Agatha Vidya Nariswari | Suara.com

Rabu, 18 Mei 2022 | 15:21 WIB
Jangan Salah, Ini Perbedaan Partai Pengusung dan Partai Pendukung dalam Pemilu
Ilustrasi logo partai politik di Indonesia. [ANTARA]

Suara.com - Istilah partai pendukung dan partai pengusung sering kita dengar di dunia politik, terlebih ketika mendekati masa pemilihan umum (Pemilu), pemilihan kepala daerah (Pilkada) atau pemilihan presiden (Pilpres).

Meski terdengar sama, kedua istilah tersebut memiliki arti dan makna yang berbeda, sebab terkait dengan posisi koalisi atau gabungan partai politik dalam ajang pesta demokrasi.

Untuk membedakan makna atau arti partai pendukung dan pengusung, kita harus melihat pada keberadaan partai tersebut di parlemen.

Jika partai politik tersebut memiliki kursi di parlemen (DPR) dan perolehan suaranya memenuhi ambang batas pencalonan presiden (presidential threshold), mereka bisa mengusung calon presiden. Dengan demikian, partai politik tersebut disebut dengan partai pengusung presiden.

Apabila sebuah partai politik memiliki perwakilan atau kursi di DPR, tapi tidak memenuhi persyaratan ambang batas pencalonan presiden, maka parpol tersebut harus bergabung, atau berkoalisi, dengan parpol lainnya yang telah memenuhi persyaratan presidential threshold. Dengan begitu mereka bisa turun mengusung calon presiden.
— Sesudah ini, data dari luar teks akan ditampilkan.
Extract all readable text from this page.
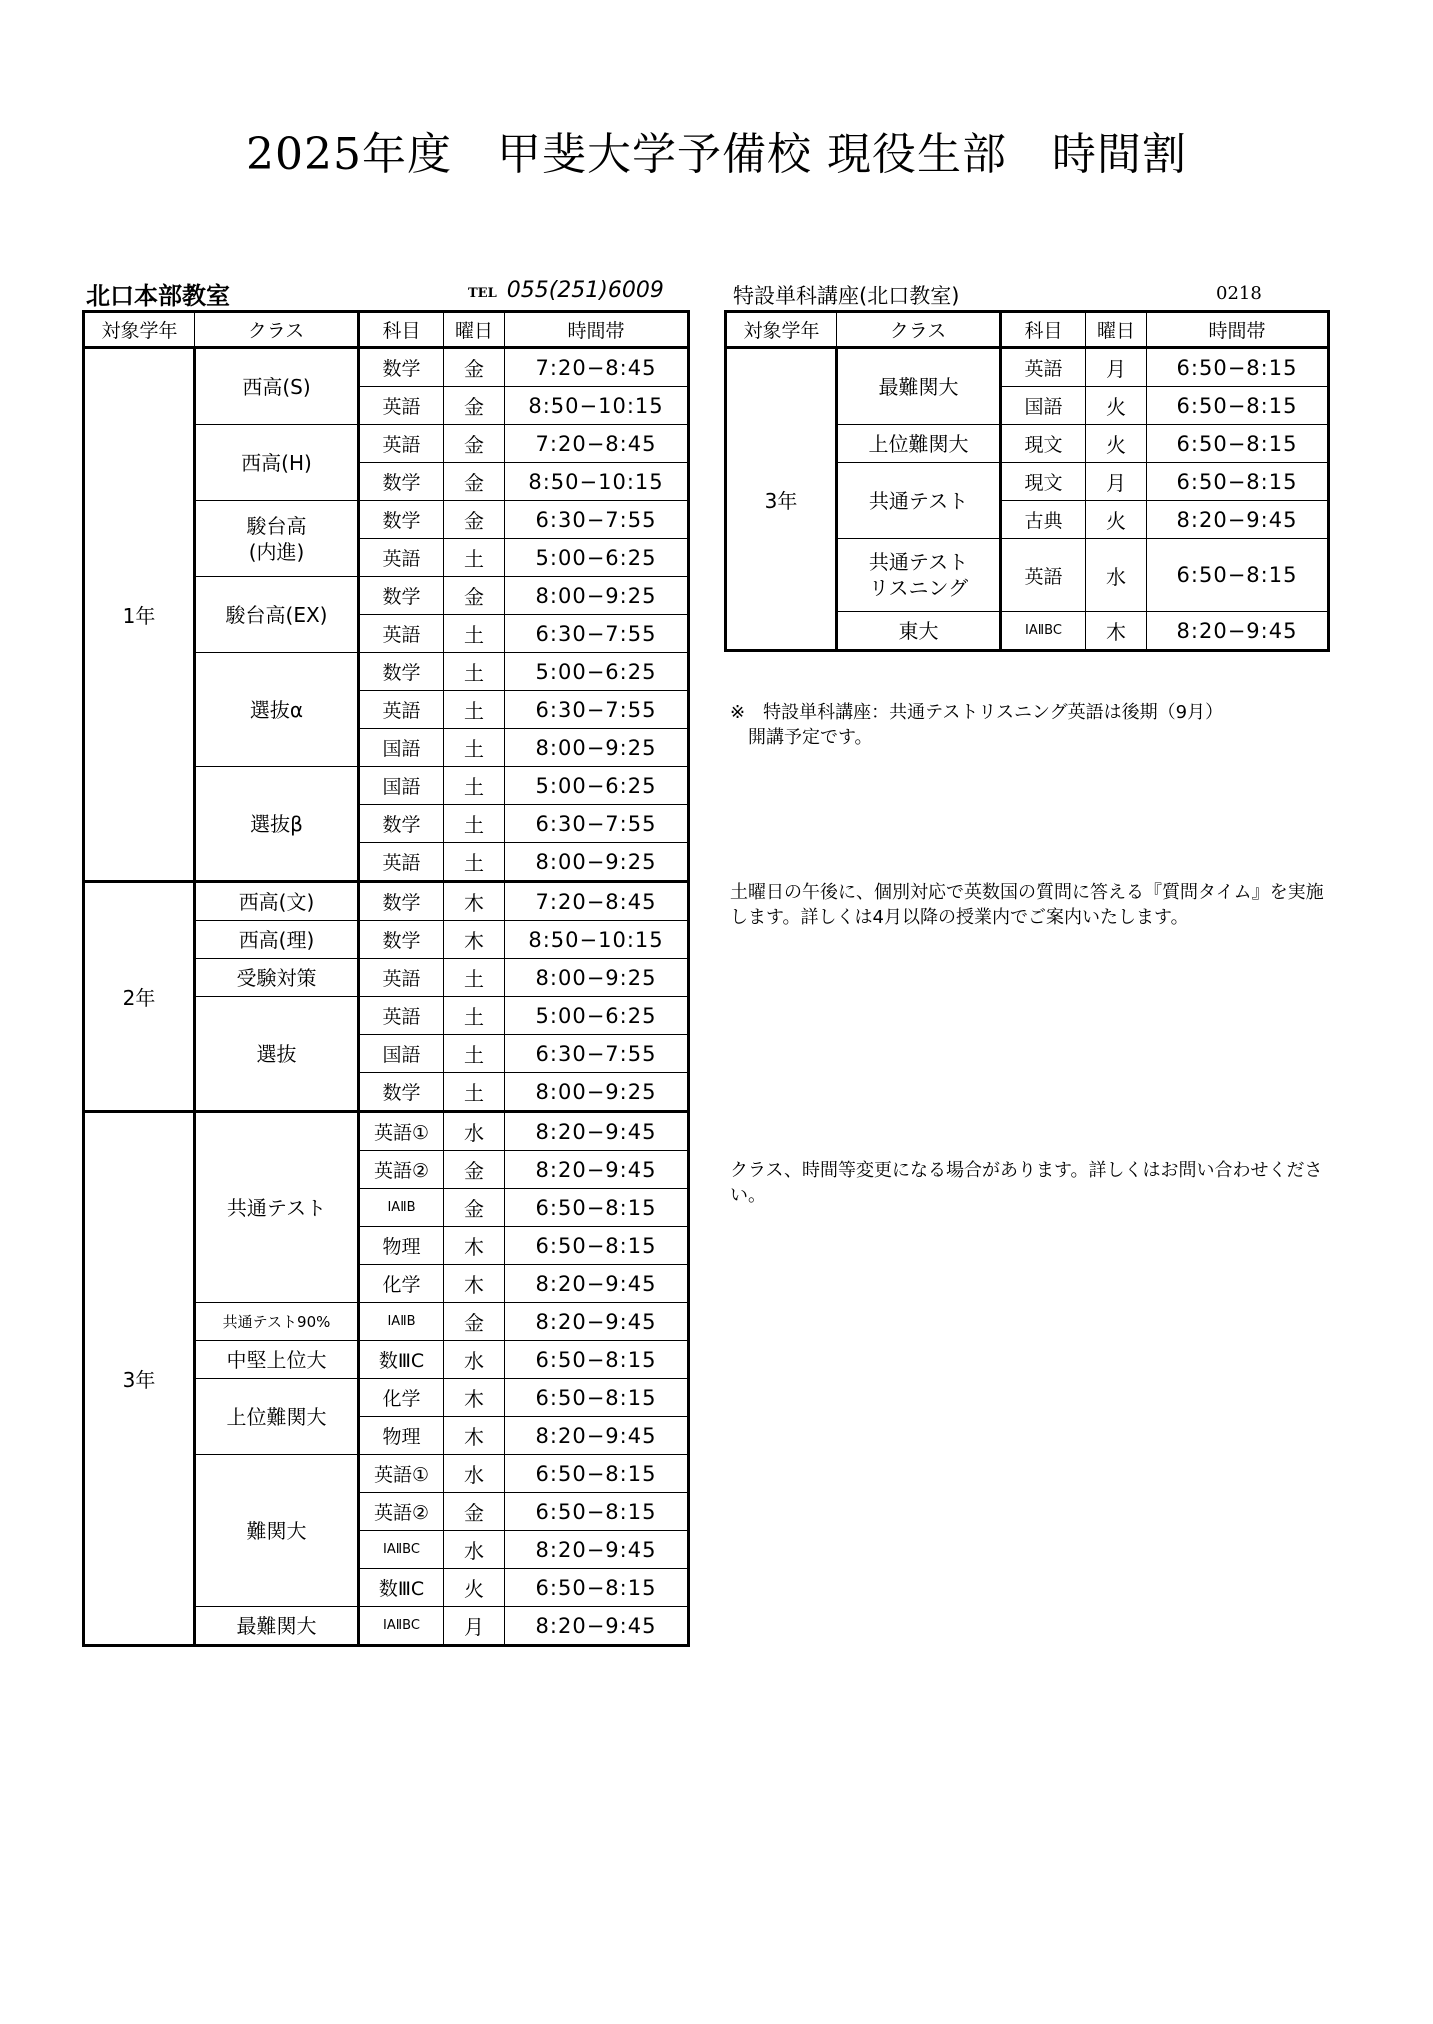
2025年度　甲斐大学予備校 現役生部　時間割
北口本部教室	TEL 055(251)6009	特設単科講座(北口教室)	0218
対象学年	クラス	科目	曜日	時間帯
1年	西高(S)	数学	金	7:20−8:45
		英語	金	8:50−10:15
	西高(H)	英語	金	7:20−8:45
		数学	金	8:50−10:15
	駿台高
(内進)	数学	金	6:30−7:55
		英語	土	5:00−6:25
	駿台高(EX)	数学	金	8:00−9:25
		英語	土	6:30−7:55
	選抜α	数学	土	5:00−6:25
		英語	土	6:30−7:55
		国語	土	8:00−9:25
	選抜β	国語	土	5:00−6:25
		数学	土	6:30−7:55
		英語	土	8:00−9:25
2年	西高(文)	数学	木	7:20−8:45
	西高(理)	数学	木	8:50−10:15
	受験対策	英語	土	8:00−9:25
	選抜	英語	土	5:00−6:25
		国語	土	6:30−7:55
		数学	土	8:00−9:25
3年	共通テスト	英語①	水	8:20−9:45
		英語②	金	8:20−9:45
		ⅠAⅡB	金	6:50−8:15
		物理	木	6:50−8:15
		化学	木	8:20−9:45
	共通テスト90%	ⅠAⅡB	金	8:20−9:45
	中堅上位大	数ⅢC	水	6:50−8:15
	上位難関大	化学	木	6:50−8:15
		物理	木	8:20−9:45
	難関大	英語①	水	6:50−8:15
		英語②	金	6:50−8:15
		ⅠAⅡBC	水	8:20−9:45
		数ⅢC	火	6:50−8:15
	最難関大	ⅠAⅡBC	月	8:20−9:45
対象学年	クラス	科目	曜日	時間帯
3年	最難関大	英語	月	6:50−8:15
		国語	火	6:50−8:15
	上位難関大	現文	火	6:50−8:15
	共通テスト	現文	月	6:50−8:15
		古典	火	8:20−9:45
	共通テスト
リスニング	英語	水	6:50−8:15
	東大	ⅠAⅡBC	木	8:20−9:45
※　特設単科講座：共通テストリスニング英語は後期（9月）
　開講予定です。
土曜日の午後に、個別対応で英数国の質問に答える『質問タイム』を実施します。詳しくは4月以降の授業内でご案内いたします。
クラス、時間等変更になる場合があります。詳しくはお問い合わせください。
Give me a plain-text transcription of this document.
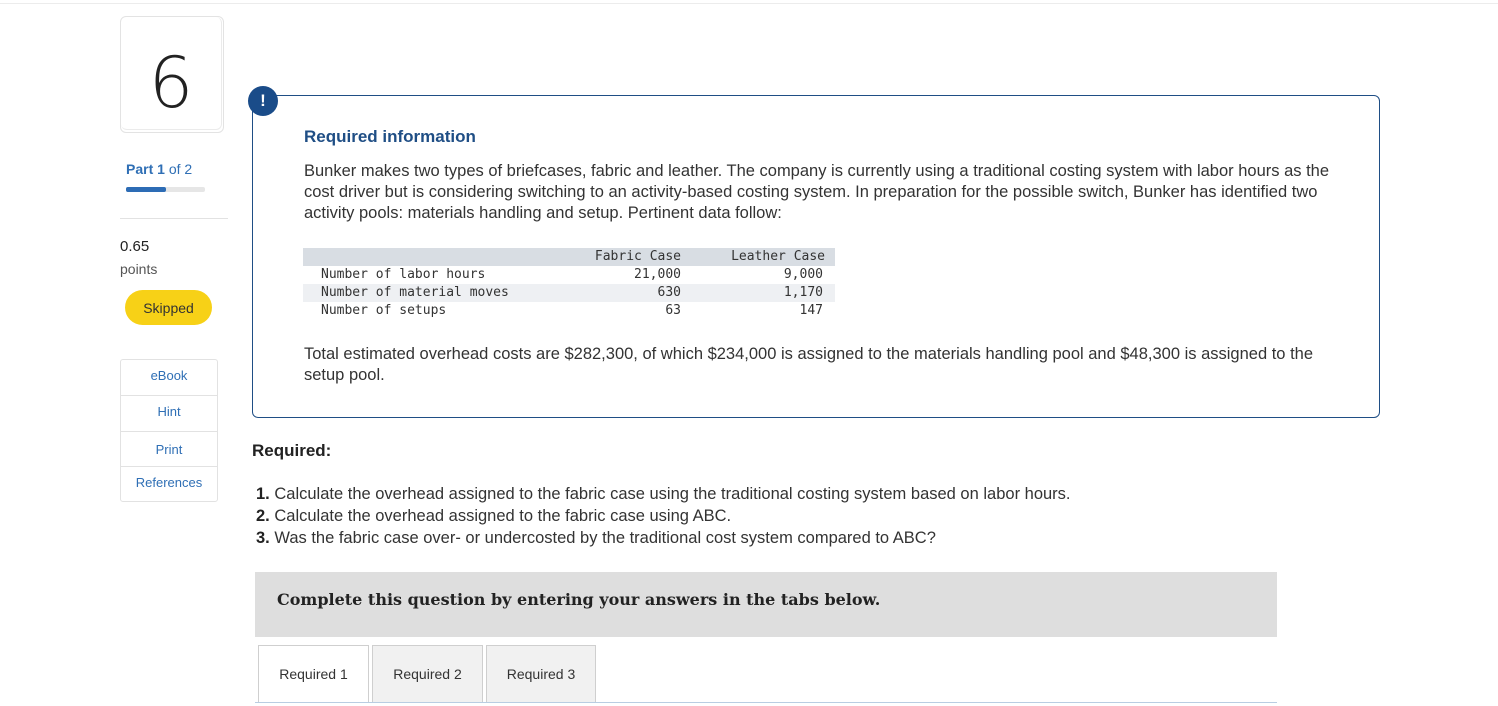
6
Part 1 of 2
0.65
points
Skipped
eBook
Hint
Print
References
!
Required information
Bunker makes two types of briefcases, fabric and leather. The company is currently using a traditional costing system with labor hours as the cost driver but is considering switching to an activity-based costing system. In preparation for the possible switch, Bunker has identified two activity pools: materials handling and setup. Pertinent data follow:
	Fabric Case	Leather Case
Number of labor hours	21,000	9,000
Number of material moves	630	1,170
Number of setups	63	147
Total estimated overhead costs are $282,300, of which $234,000 is assigned to the materials handling pool and $48,300 is assigned to the setup pool.
Required:
1. Calculate the overhead assigned to the fabric case using the traditional costing system based on labor hours.
2. Calculate the overhead assigned to the fabric case using ABC.
3. Was the fabric case over- or undercosted by the traditional cost system compared to ABC?
Complete this question by entering your answers in the tabs below.
Required 1	Required 2	Required 3
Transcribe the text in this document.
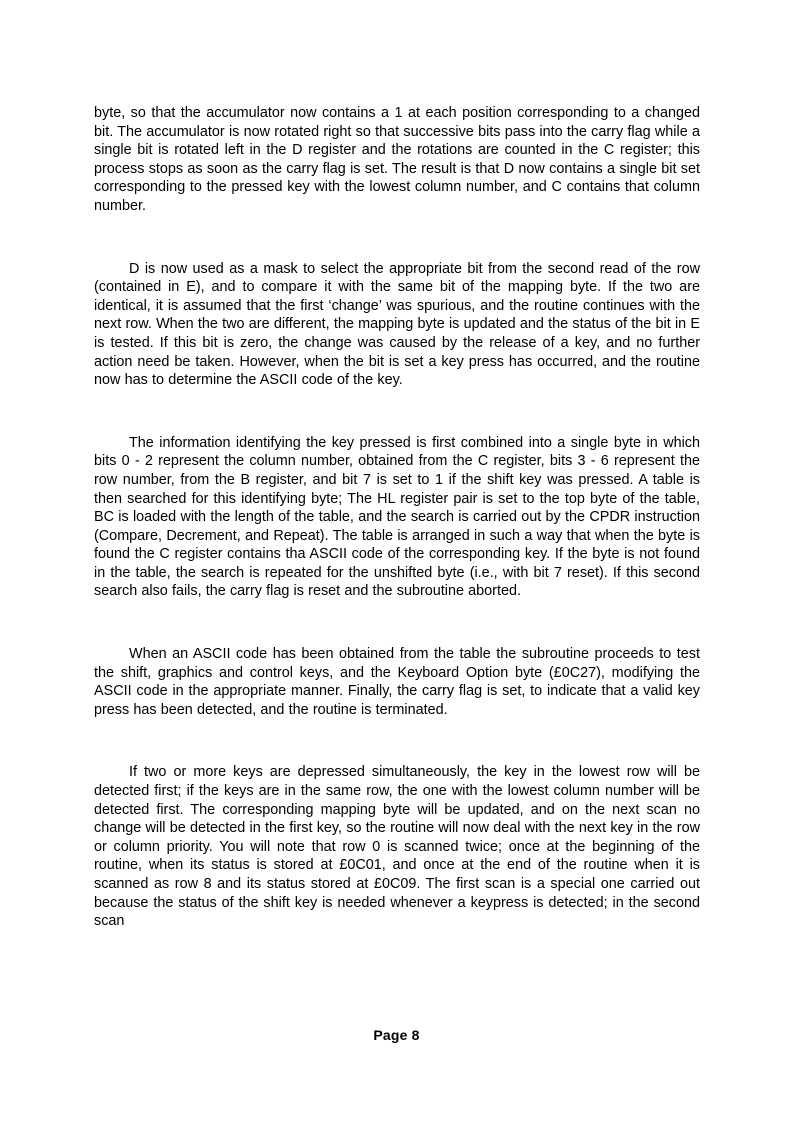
byte, so that the accumulator now contains a 1 at each position corresponding to a changed bit. The accumulator is now rotated right so that successive bits pass into the carry flag while a single bit is rotated left in the D register and the rotations are counted in the C register; this process stops as soon as the carry flag is set. The result is that D now contains a single bit set corresponding to the pressed key with the lowest column number, and C contains that column number.

D is now used as a mask to select the appropriate bit from the second read of the row (contained in E), and to compare it with the same bit of the mapping byte. If the two are identical, it is assumed that the first ‘change’ was spurious, and the routine continues with the next row. When the two are different, the mapping byte is updated and the status of the bit in E is tested. If this bit is zero, the change was caused by the release of a key, and no further action need be taken. However, when the bit is set a key press has occurred, and the routine now has to determine the ASCII code of the key.

The information identifying the key pressed is first combined into a single byte in which bits 0 - 2 represent the column number, obtained from the C register, bits 3 - 6 represent the row number, from the B register, and bit 7 is set to 1 if the shift key was pressed. A table is then searched for this identifying byte; The HL register pair is set to the top byte of the table, BC is loaded with the length of the table, and the search is carried out by the CPDR instruction (Compare, Decrement, and Repeat). The table is arranged in such a way that when the byte is found the C register contains tha ASCII code of the corresponding key. If the byte is not found in the table, the search is repeated for the unshifted byte (i.e., with bit 7 reset). If this second search also fails, the carry flag is reset and the subroutine aborted.

When an ASCII code has been obtained from the table the subroutine proceeds to test the shift, graphics and control keys, and the Keyboard Option byte (£0C27), modifying the ASCII code in the appropriate manner. Finally, the carry flag is set, to indicate that a valid key press has been detected, and the routine is terminated.

If two or more keys are depressed simultaneously, the key in the lowest row will be detected first; if the keys are in the same row, the one with the lowest column number will be detected first. The corresponding mapping byte will be updated, and on the next scan no change will be detected in the first key, so the routine will now deal with the next key in the row or column priority. You will note that row 0 is scanned twice; once at the beginning of the routine, when its status is stored at £0C01, and once at the end of the routine when it is scanned as row 8 and its status stored at £0C09. The first scan is a special one carried out because the status of the shift key is needed whenever a keypress is detected; in the second scan

Page 8
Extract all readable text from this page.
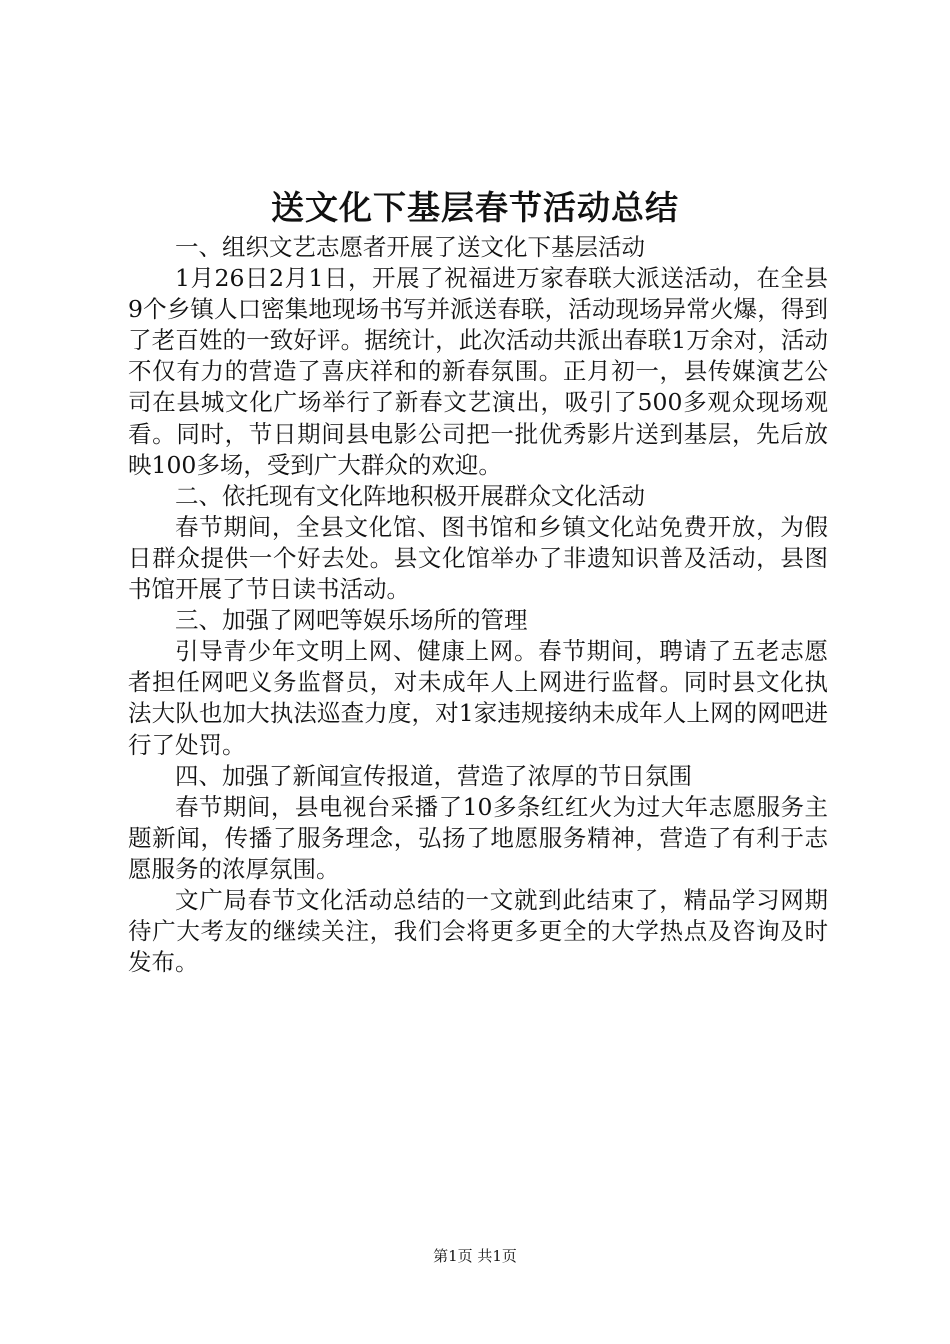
送文化下基层春节活动总结

一、组织文艺志愿者开展了送文化下基层活动

1月26日2月1日，开展了祝福进万家春联大派送活动，在全县9个乡镇人口密集地现场书写并派送春联，活动现场异常火爆，得到了老百姓的一致好评。据统计，此次活动共派出春联1万余对，活动不仅有力的营造了喜庆祥和的新春氛围。正月初一，县传媒演艺公司在县城文化广场举行了新春文艺演出，吸引了500多观众现场观看。同时，节日期间县电影公司把一批优秀影片送到基层，先后放映100多场，受到广大群众的欢迎。

二、依托现有文化阵地积极开展群众文化活动

春节期间，全县文化馆、图书馆和乡镇文化站免费开放，为假日群众提供一个好去处。县文化馆举办了非遗知识普及活动，县图书馆开展了节日读书活动。

三、加强了网吧等娱乐场所的管理

引导青少年文明上网、健康上网。春节期间，聘请了五老志愿者担任网吧义务监督员，对未成年人上网进行监督。同时县文化执法大队也加大执法巡查力度，对1家违规接纳未成年人上网的网吧进行了处罚。

四、加强了新闻宣传报道，营造了浓厚的节日氛围

春节期间，县电视台采播了10多条红红火为过大年志愿服务主题新闻，传播了服务理念，弘扬了地愿服务精神，营造了有利于志愿服务的浓厚氛围。

文广局春节文化活动总结的一文就到此结束了，精品学习网期待广大考友的继续关注，我们会将更多更全的大学热点及咨询及时发布。

第1页 共1页
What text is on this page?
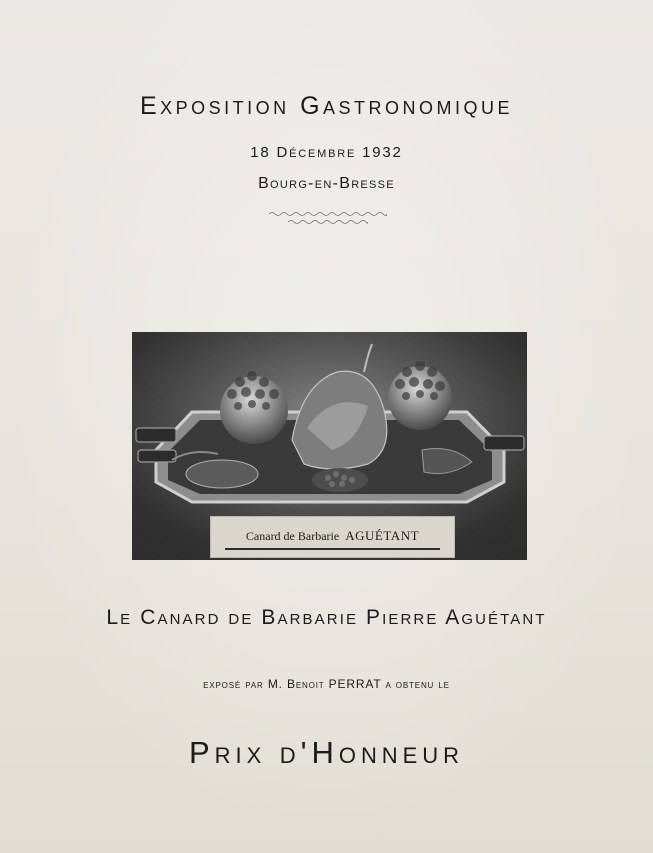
Exposition Gastronomique
18 Décembre 1932
Bourg-en-Bresse
Canard de Barbarie AGUÉTANT
Le Canard de Barbarie Pierre Aguétant
exposé par M. Benoit PERRAT a obtenu le
Prix d'Honneur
Sementara itu, untuk partai politik yang tida memiliki kursi di DPR, mereka hanya bisa menjadi pendukung calon presiden tertentu, yang sudah diusung oleh partai politik yang telah memenuhi persyaratan presidential threshold.

Agar lebih mudah memahaminya, kita ambil contoh pada pemilihan presiden 2019 lalu, dimana saat itu ada dua pasangan capres dan cawapres yang bertarung. Mereka adalah Joko Widodo-Ma’ruf Amin dan Prabowo Subianto-Sandiaga Uno.

Kedua capres dan cawapres tersebut membentuk dua poros koalisi. Dalam koalisi Jokowi-Maruf Amin yang menjadi partai pengusung adalah Partai Demokrasi Indonesia Perjuangan (PDI-P), Partai Kebangkitan Bangsa (PKB), Partai Golkar, Partai Nasdem, Partai Persatuan Pembangunan (PPP), dan Partai Hanura.

Partai politik tersebut di atas memiliki kursi di parlemen dan bergabung agar memenuhi syarat presidential threshold.

Sementara ada juga partai politik yang mendukung pasangan Jokowi-Maruf Amin, namun mereka tida memiliki kursi di parlemen. Diantaranya adalah Partai Keadilan dan Persatuan (PKP), Partai Perindo dan Partai Solidaritas Indonesia (PSI).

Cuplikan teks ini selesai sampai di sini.